I looked out into the wide-open field behind our house, staring off into the hazy distance at nothing but the dirt and short weeds.
“Is it something we should talk about?” Ward asked from where he was standing behind me.
“It could be nothing.” I swallowed hard, forcing the dryness of my throat away. We both knew it wasn’t nothing. Dreams like that rarely meant nothing—at least not when I was the one having them.
“You have always been a terrible liar, Levi.”
I ignored him. “Sun’ll be up high soon. We should go before midafternoon, when it gets too hot to breathe.”
I stepped down the rickety, splintering wood of the porch steps, Ward, naturally, following close behind me. We rounded the path along the side of the house, me running my fingers along the paneling o
f the house as we passed by. White paint chips tickled my fingertips before fluttering from the panels and dropping to the flower beds below them. The house was old and hadn’t been painted in years. It had been one of those family things we’d set out to do, before Mama couldn’t any longer. Now the residual memory of the three of us last painting the house together weighed heavily on her, bringing her spirits into a dark place.
“What will you get at Annamae’s?” Ward asked.
“Oils, candles, roots, incense, herbs. Just the basics to make a mojo bag or two.”
“Nothing stronger?”
I looked at him out of the corner of my eye. “No.”
We spent the rest of the walk in silence, glancing at the few houses on the street, at the packed-down path we walked along. The few people who passed by us smiled at me or nodded an acknowledgment. Malcome was a small town, and almost everyone knew everyone. It was the kind of town where folks knew each other on a first-name basis and constantly called upon their neighbors for small favors. Since I kept to myself, I didn’t pay much attention to many of the Malcome townsfolk, and in turn I was given the same courtesy.
The town of Malcome, if one could even call it a town, was southwest from Baton Rouge. The town bordered onto a bayou that was so vast most folks thought the bayou itself might’ve been larger than the town as a whole. People thought our town was defined by that bayou—everyone from around here knew about it and knew to steer clear. More than once someone had gone missing into those deep, dismal waters of the swamp.

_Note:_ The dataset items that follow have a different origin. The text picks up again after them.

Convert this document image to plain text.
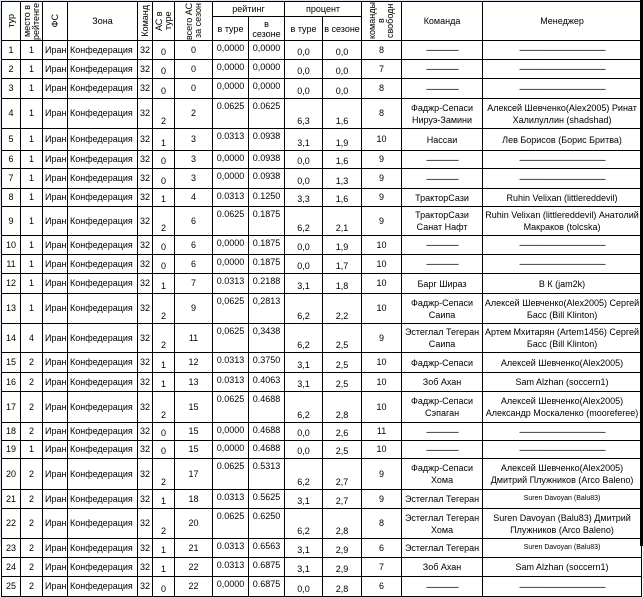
тур	место в рейтенге	ФС	Зона	Команд	АС в туре	всего АС за сезон	рейтинг		процент		команды в свободн	Команда	Менеджер
							в туре	в сезоне	в туре	в сезоне			
1	1	Иран	Конфедерация	32	0	0	0,0000	0,0000	0,0	0,0	8	----------------	-------------------------------------------
2	1	Иран	Конфедерация	32	0	0	0,0000	0,0000	0,0	0,0	7	----------------	-------------------------------------------
3	1	Иран	Конфедерация	32	0	0	0,0000	0,0000	0,0	0,0	8	----------------	-------------------------------------------
4	1	Иран	Конфедерация	32	2	2	0.0625	0.0625	6,3	1,6	8	Фаджр-Сепаси Нируэ-Замини	Алексей Шевченко(Alex2005) Ринат Халилуллин (shadshad)
5	1	Иран	Конфедерация	32	1	3	0.0313	0.0938	3,1	1,9	10	Нассаи	Лев Борисов (Борис Бритва)
6	1	Иран	Конфедерация	32	0	3	0,0000	0.0938	0,0	1,6	9	----------------	-------------------------------------------
7	1	Иран	Конфедерация	32	0	3	0,0000	0.0938	0,0	1,3	9	----------------	-------------------------------------------
8	1	Иран	Конфедерация	32	1	4	0.0313	0.1250	3,3	1,6	9	ТракторСази	Ruhin Velixan (littlereddevil)
9	1	Иран	Конфедерация	32	2	6	0.0625	0.1875	6,2	2,1	9	ТракторСази Санат Нафт	Ruhin Velixan (littlereddevil) Анатолий Макраков (tolcska)
10	1	Иран	Конфедерация	32	0	6	0,0000	0.1875	0,0	1,9	10	----------------	-------------------------------------------
11	1	Иран	Конфедерация	32	0	6	0,0000	0.1875	0,0	1,7	10	----------------	-------------------------------------------
12	1	Иран	Конфедерация	32	1	7	0.0313	0.2188	3,1	1,8	10	Барг Шираз	В К (jam2k)
13	1	Иран	Конфедерация	32	2	9	0,0625	0,2813	6,2	2,2	10	Фаджр-Сепаси Саипа	Алексей Шевченко(Alex2005) Сергей Басс (Bill Klinton)
14	4	Иран	Конфедерация	32	2	11	0,0625	0,3438	6,2	2,5	9	Эстеглал Тегеран Саипа	Артем Мхитарян (Artem1456) Сергей Басс (Bill Klinton)
15	2	Иран	Конфедерация	32	1	12	0.0313	0.3750	3,1	2,5	10	Фаджр-Сепаси	Алексей Шевченко(Alex2005)
16	2	Иран	Конфедерация	32	1	13	0.0313	0.4063	3,1	2,5	10	Зоб Ахан	Sam Alzhan (soccern1)
17	2	Иран	Конфедерация	32	2	15	0.0625	0.4688	6,2	2,8	10	Фаджр-Сепаси Сэпаган	Алексей Шевченко(Alex2005) Александр Москаленко (mooreferee)
18	2	Иран	Конфедерация	32	0	15	0,0000	0.4688	0,0	2,6	11	----------------	-------------------------------------------
19	1	Иран	Конфедерация	32	0	15	0,0000	0.4688	0,0	2,5	10	----------------	-------------------------------------------
20	2	Иран	Конфедерация	32	2	17	0.0625	0.5313	6,2	2,7	9	Фаджр-Сепаси Хома	Алексей Шевченко(Alex2005) Дмитрий Плужников (Arco Baleno)
21	2	Иран	Конфедерация	32	1	18	0.0313	0.5625	3,1	2,7	9	Эстеглал Тегеран	Suren Davoyan (Balu83)
22	2	Иран	Конфедерация	32	2	20	0.0625	0.6250	6,2	2,8	8	Эстеглал Тегеран Хома	Suren Davoyan (Balu83) Дмитрий Плужников (Arco Baleno)
23	2	Иран	Конфедерация	32	1	21	0.0313	0.6563	3,1	2,9	6	Эстеглал Тегеран	Suren Davoyan (Balu83)
24	2	Иран	Конфедерация	32	1	22	0.0313	0.6875	3,1	2,9	7	Зоб Ахан	Sam Alzhan (soccern1)
25	2	Иран	Конфедерация	32	0	22	0,0000	0.6875	0,0	2,8	6	----------------	-------------------------------------------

Children around town liked to tell tales about beasts living in the swamp. They spoke of monsters, with long, spindly fingers dripping with acid and decay, that would reach out from the pits and grab hold of whatever they could find. Others talked of demons and curses or people half-dead, living just beneath the surface of the waters, watching, waiting to tear the gentle flesh off passersby.
At twenty-two I should’ve been too old to believe in tales of monsters and half-dead people living in the swamp. But I knew something about that swamp wasn’t right.